As we see, the comrades of the UIT (and the LIT as well) speak about a victorious democratic revolution which overthrew an authoritarian government. They tell us that “as we did in the Arab Revolution, we support the revolutionary mobilization of the masses, while denouncing the pro-capitalist leaders that lead it” with the caveat that “if for now the revolution does not advance any further, it is because there is not a socialist and revolutionary leadership.”

According to this logic, for the UIT in Ukraine, there are not two equally reactionary and anti-worker groups. The fall of the Yanukovich government does not mean the change of one bourgeois clique for another and instead we are presented with an authoritarian government on one side and a revolutionary movement which overcame its bourgeois leadership on the other. In this manner, they situate themselves as the “critical wing” of the “democratic camp” of the struggle against the repressive government of Yanukovich and by doing so the legitimize the pro-imperialist bourgeoisie and the fascist right-wing, who are just as reactionary as the oligarchy which responds to Russian interests.

Once more: Socialist revolution vs. democratic revolution

The UIT and the LIT repeat in the case of Ukraine the errors of seeing “democratic revolutions” in every anti-government mobilization, subordinating the struggle for a proletarian programme to the central demand of “down with the dictatorship” and the fight for working class hegemony to the bourgeois or petty bourgeois camp which fights against the dictatorship or authoritarian regime. As they did before in Libya or in the Syrian civil war where they followed behind of the pro-imperialist opposition as we’ve written in various debates (see LVO no. 461, 451, 420)

With its theory of “democratic revolution” the UIT and the LIT have lost the compass of revolutionary strategy, transforming the mobilization of sectors of the middle class led by ultra-right parties with a programme opposed to the interests of the workers and the people into a “victorious revolution”.

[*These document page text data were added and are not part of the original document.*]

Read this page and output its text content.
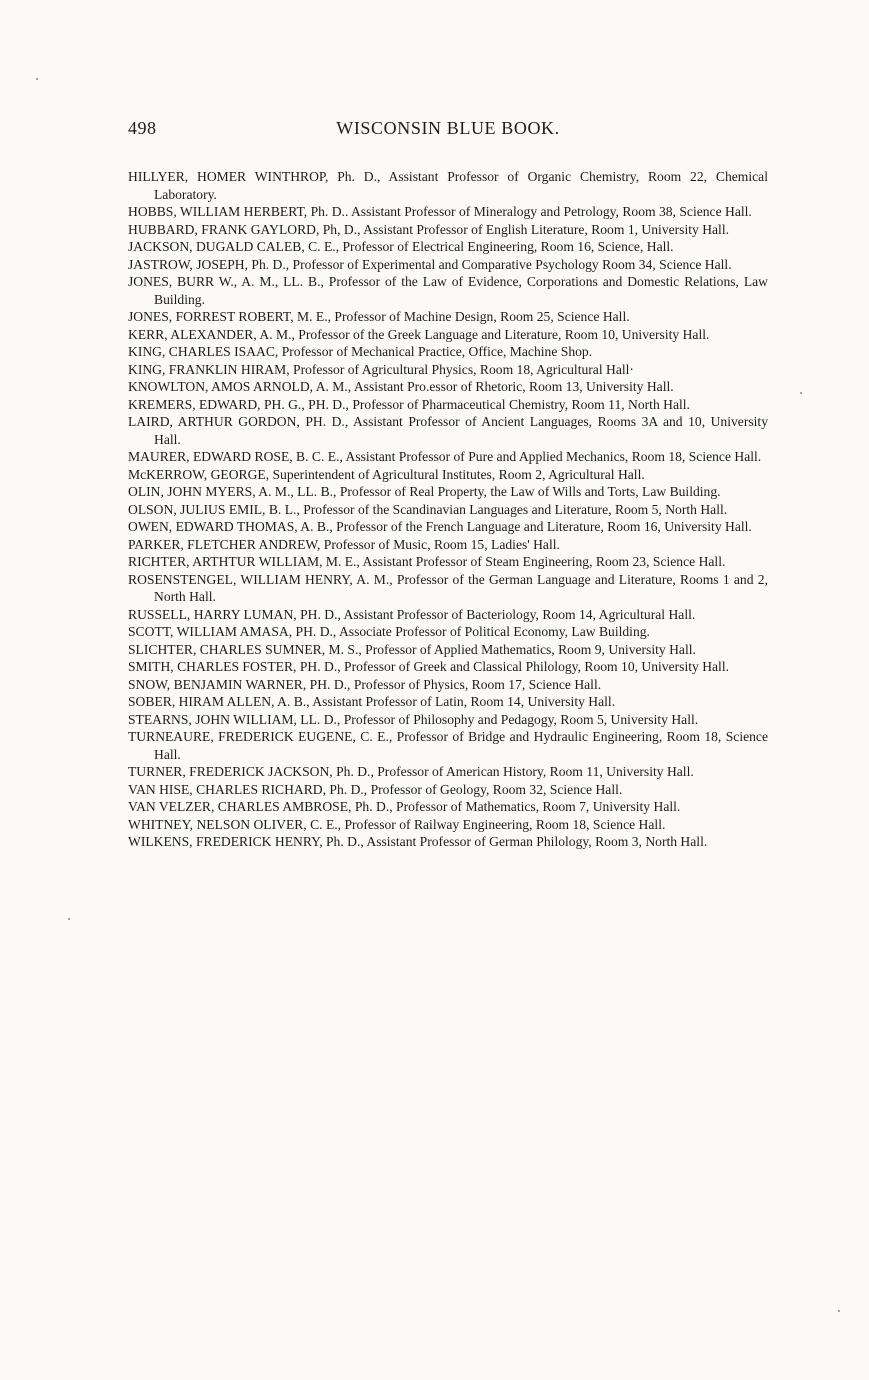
498	WISCONSIN BLUE BOOK.

HILLYER, HOMER WINTHROP, Ph. D., Assistant Professor of Organic Chemistry, Room 22, Chemical Laboratory.

HOBBS, WILLIAM HERBERT, Ph. D.. Assistant Professor of Mineralogy and Petrology, Room 38, Science Hall.

HUBBARD, FRANK GAYLORD, Ph, D., Assistant Professor of English Literature, Room 1, University Hall.

JACKSON, DUGALD CALEB, C. E., Professor of Electrical Engineering, Room 16, Science, Hall.

JASTROW, JOSEPH, Ph. D., Professor of Experimental and Comparative Psychology Room 34, Science Hall.

JONES, BURR W., A. M., LL. B., Professor of the Law of Evidence, Corporations and Domestic Relations, Law Building.

JONES, FORREST ROBERT, M. E., Professor of Machine Design, Room 25, Science Hall.

KERR, ALEXANDER, A. M., Professor of the Greek Language and Literature, Room 10, University Hall.

KING, CHARLES ISAAC, Professor of Mechanical Practice, Office, Machine Shop.

KING, FRANKLIN HIRAM, Professor of Agricultural Physics, Room 18, Agricultural Hall·

KNOWLTON, AMOS ARNOLD, A. M., Assistant Pro.essor of Rhetoric, Room 13, University Hall.

KREMERS, EDWARD, PH. G., PH. D., Professor of Pharmaceutical Chemistry, Room 11, North Hall.

LAIRD, ARTHUR GORDON, PH. D., Assistant Professor of Ancient Languages, Rooms 3A and 10, University Hall.

MAURER, EDWARD ROSE, B. C. E., Assistant Professor of Pure and Applied Mechanics, Room 18, Science Hall.

McKERROW, GEORGE, Superintendent of Agricultural Institutes, Room 2, Agricultural Hall.

OLIN, JOHN MYERS, A. M., LL. B., Professor of Real Property, the Law of Wills and Torts, Law Building.

OLSON, JULIUS EMIL, B. L., Professor of the Scandinavian Languages and Literature, Room 5, North Hall.

OWEN, EDWARD THOMAS, A. B., Professor of the French Language and Literature, Room 16, University Hall.

PARKER, FLETCHER ANDREW, Professor of Music, Room 15, Ladies' Hall.

RICHTER, ARTHTUR WILLIAM, M. E., Assistant Professor of Steam Engineering, Room 23, Science Hall.

ROSENSTENGEL, WILLIAM HENRY, A. M., Professor of the German Language and Literature, Rooms 1 and 2, North Hall.

RUSSELL, HARRY LUMAN, PH. D., Assistant Professor of Bacteriology, Room 14, Agricultural Hall.

SCOTT, WILLIAM AMASA, PH. D., Associate Professor of Political Economy, Law Building.

SLICHTER, CHARLES SUMNER, M. S., Professor of Applied Mathematics, Room 9, University Hall.

SMITH, CHARLES FOSTER, PH. D., Professor of Greek and Classical Philology, Room 10, University Hall.

SNOW, BENJAMIN WARNER, PH. D., Professor of Physics, Room 17, Science Hall.

SOBER, HIRAM ALLEN, A. B., Assistant Professor of Latin, Room 14, University Hall.

STEARNS, JOHN WILLIAM, LL. D., Professor of Philosophy and Pedagogy, Room 5, University Hall.

TURNEAURE, FREDERICK EUGENE, C. E., Professor of Bridge and Hydraulic Engineering, Room 18, Science Hall.

TURNER, FREDERICK JACKSON, Ph. D., Professor of American History, Room 11, University Hall.

VAN HISE, CHARLES RICHARD, Ph. D., Professor of Geology, Room 32, Science Hall.

VAN VELZER, CHARLES AMBROSE, Ph. D., Professor of Mathematics, Room 7, University Hall.

WHITNEY, NELSON OLIVER, C. E., Professor of Railway Engineering, Room 18, Science Hall.

WILKENS, FREDERICK HENRY, Ph. D., Assistant Professor of German Philology, Room 3, North Hall.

They end calling “a victorious revolution of the masses” the demonstrations led by bourgeois variants which seek to implement the austerity plans of the EU. Mimicking the discourse of the middle classes and the liberal bourgeoisie, the UIT and the LIT welcome the “revolution” that raises the demands of one sector, erasing with one broad stroke, the needs of the enormous concentrations of the working class in this country. They subordinate this supposed stage of “democratic revolution” to the necessary fight for a workers program capable of hegemonizing the poor of the city and countryside, and put the workers movement behind a “democratic front” uniting its interests to those of a sector of the bourgeoisie.

This strategy disarms the workers movement of a program capable of confronting the capitalist attacks and prevents them from finding a working class solution for this crisis.

But we maintain that the interests of the workers and the Ukrainian people are diametrically opposed to these reactionary groups and their internal agents. Only the working class can create a progressive alternative. The only realistic possibility for Ukraine to become independent is the fight for a workers and socialist Ukraine with national democratic rights for all ethnic groups and nationalities. This would be key for the social revolution in Russia and Europe, where Ukraine’s destiny will be ultimately decided.